Continuing the series on the GoldFactory campaign, the CyProtek investigation team of the Anti-Fraud project continues to reveal another sophisticated trick - using fake applications to appropriate assets.
When your phone becomes "delicious bait"
CyProtek’s investigation not only exposed the “account lockout” tactic, but also revealed how the hackers used fake apps to take full control of the victim’s device. This is an upgrade in the GoldFactory cyberattack campaign, making the scam more dangerous and difficult to detect.
These apps are often distributed through fake websites. During the 277-day investigation, the investigation team discovered more than 421 websites designed to lure victims into installing malware.
The Journey of a Fake App
These applications are not simply "strange" software. They are elaborately designed with eye-catching interfaces, names similar to banking applications or reputable organizations such as Public Security (VNEID), Social Insurance (VSSID), Electricity (EVN), Tax Department (ETax Mobile) or online public services. Hackers often approach victims via SMS, Zalo, or fake calls, asking them to download the application via the attached link.
“When the victim clicks on the link, the .apk file (for Android) or other fake software will be downloaded to the phone. Once installed, the app will ask for deep access permissions such as accessibility, message reading, and file access. This is when the hacker takes control of the device,” the investigation team analyzed.
Accessibility permissions - "back door" for hackers
Once accessibility permissions are granted, the rogue app can:
Track all device actions: Including password and OTP code entries.
Deletion or alteration of data: Messages containing OTP codes or notifications from banks can be deleted before the victim can read them.
Overlay: Display a fake screen to trick the victim into thinking the transaction is being done securely with their biometric face.
“There are cases where victims have provided OTP codes to hackers without knowing it, because they believed they were working with the bank's official interface,” the CyProtek team shared.

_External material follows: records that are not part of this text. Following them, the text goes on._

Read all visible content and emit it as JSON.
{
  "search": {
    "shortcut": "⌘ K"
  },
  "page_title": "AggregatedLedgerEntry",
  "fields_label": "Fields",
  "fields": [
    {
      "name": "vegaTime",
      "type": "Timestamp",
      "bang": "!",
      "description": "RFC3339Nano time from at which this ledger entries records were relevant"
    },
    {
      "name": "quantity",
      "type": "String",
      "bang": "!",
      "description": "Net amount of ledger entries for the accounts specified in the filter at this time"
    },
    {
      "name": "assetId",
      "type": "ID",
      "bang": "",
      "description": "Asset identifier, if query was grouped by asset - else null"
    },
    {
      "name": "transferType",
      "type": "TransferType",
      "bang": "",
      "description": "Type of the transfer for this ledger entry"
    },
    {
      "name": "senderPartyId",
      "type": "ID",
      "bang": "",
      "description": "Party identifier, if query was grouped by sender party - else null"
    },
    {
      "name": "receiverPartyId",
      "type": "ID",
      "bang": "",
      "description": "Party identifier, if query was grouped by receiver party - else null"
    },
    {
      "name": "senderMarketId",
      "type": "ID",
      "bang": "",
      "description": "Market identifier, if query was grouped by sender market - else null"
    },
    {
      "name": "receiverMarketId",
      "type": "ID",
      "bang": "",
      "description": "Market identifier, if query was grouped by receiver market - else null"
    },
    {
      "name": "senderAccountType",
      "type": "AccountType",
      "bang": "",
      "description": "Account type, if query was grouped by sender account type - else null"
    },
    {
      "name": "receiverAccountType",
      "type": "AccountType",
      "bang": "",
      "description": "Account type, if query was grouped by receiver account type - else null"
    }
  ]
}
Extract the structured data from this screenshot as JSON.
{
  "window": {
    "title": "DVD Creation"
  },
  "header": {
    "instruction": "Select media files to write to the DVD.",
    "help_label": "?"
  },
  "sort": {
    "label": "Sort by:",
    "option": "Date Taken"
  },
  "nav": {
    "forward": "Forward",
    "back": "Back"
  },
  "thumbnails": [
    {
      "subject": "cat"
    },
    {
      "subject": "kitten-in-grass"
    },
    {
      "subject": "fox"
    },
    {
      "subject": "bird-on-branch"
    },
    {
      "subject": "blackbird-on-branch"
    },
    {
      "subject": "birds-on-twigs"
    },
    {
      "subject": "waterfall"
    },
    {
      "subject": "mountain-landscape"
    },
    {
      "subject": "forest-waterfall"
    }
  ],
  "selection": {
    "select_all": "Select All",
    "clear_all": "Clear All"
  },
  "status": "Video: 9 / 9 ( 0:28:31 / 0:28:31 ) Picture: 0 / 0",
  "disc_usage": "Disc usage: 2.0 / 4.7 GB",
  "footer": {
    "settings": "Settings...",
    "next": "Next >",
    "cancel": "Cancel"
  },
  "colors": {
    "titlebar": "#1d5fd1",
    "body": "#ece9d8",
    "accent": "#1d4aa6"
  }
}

Signs that your phone is being controlled
The CyProtek team has compiled common signs when a phone has a fake application installed:
The machine runs slow and gets hot abnormally, even when not used much.
Battery drains fast, mobile data traffic spikes.
Strange applications appear that the user does not remember installing.
Messages, notifications from banks or apps are deleted automatically.
Some settings on the phone are changed, like enabling unknown access or accessibility permissions.
Startling numbers from the investigation
The investigation team analyzed data from more than 64 servers used by hackers to control victim devices, and discovered that hundreds of accounts were taken over within hours of the fake app being installed.
"Hackers not only make money transfers but also exploit personal data such as photos, videos, and sensitive information to carry out other fraudulent acts," said Mr. Ngo Minh Hieu, a representative of the group.
How to avoid falling into the fake app trap?
Based on the investigation results, the CyProtek team recommends users to:
Only download apps from official sources: Google Play Store, Apple App Store.
Don't click on links from unknown sources: Messages or emails with strange links attached are suspicious signs.
Check app access: Do not grant accessibility or device administration permissions to apps from unknown sources.
Use antivirus software and firewalls: Make sure applications are installed securely.
Beware of .apk file download requests: This is a common way to distribute malware on Android.
Fake apps are not only a tool for hackers but also a lesson for all users. In the digital age, protecting personal devices is not only a responsibility but also the only way to protect your assets and identity.
Remember: no reputable bank or organization will ask you to download apps from unofficial sources. Your vigilance is the best defense against hackers' sophisticated tricks.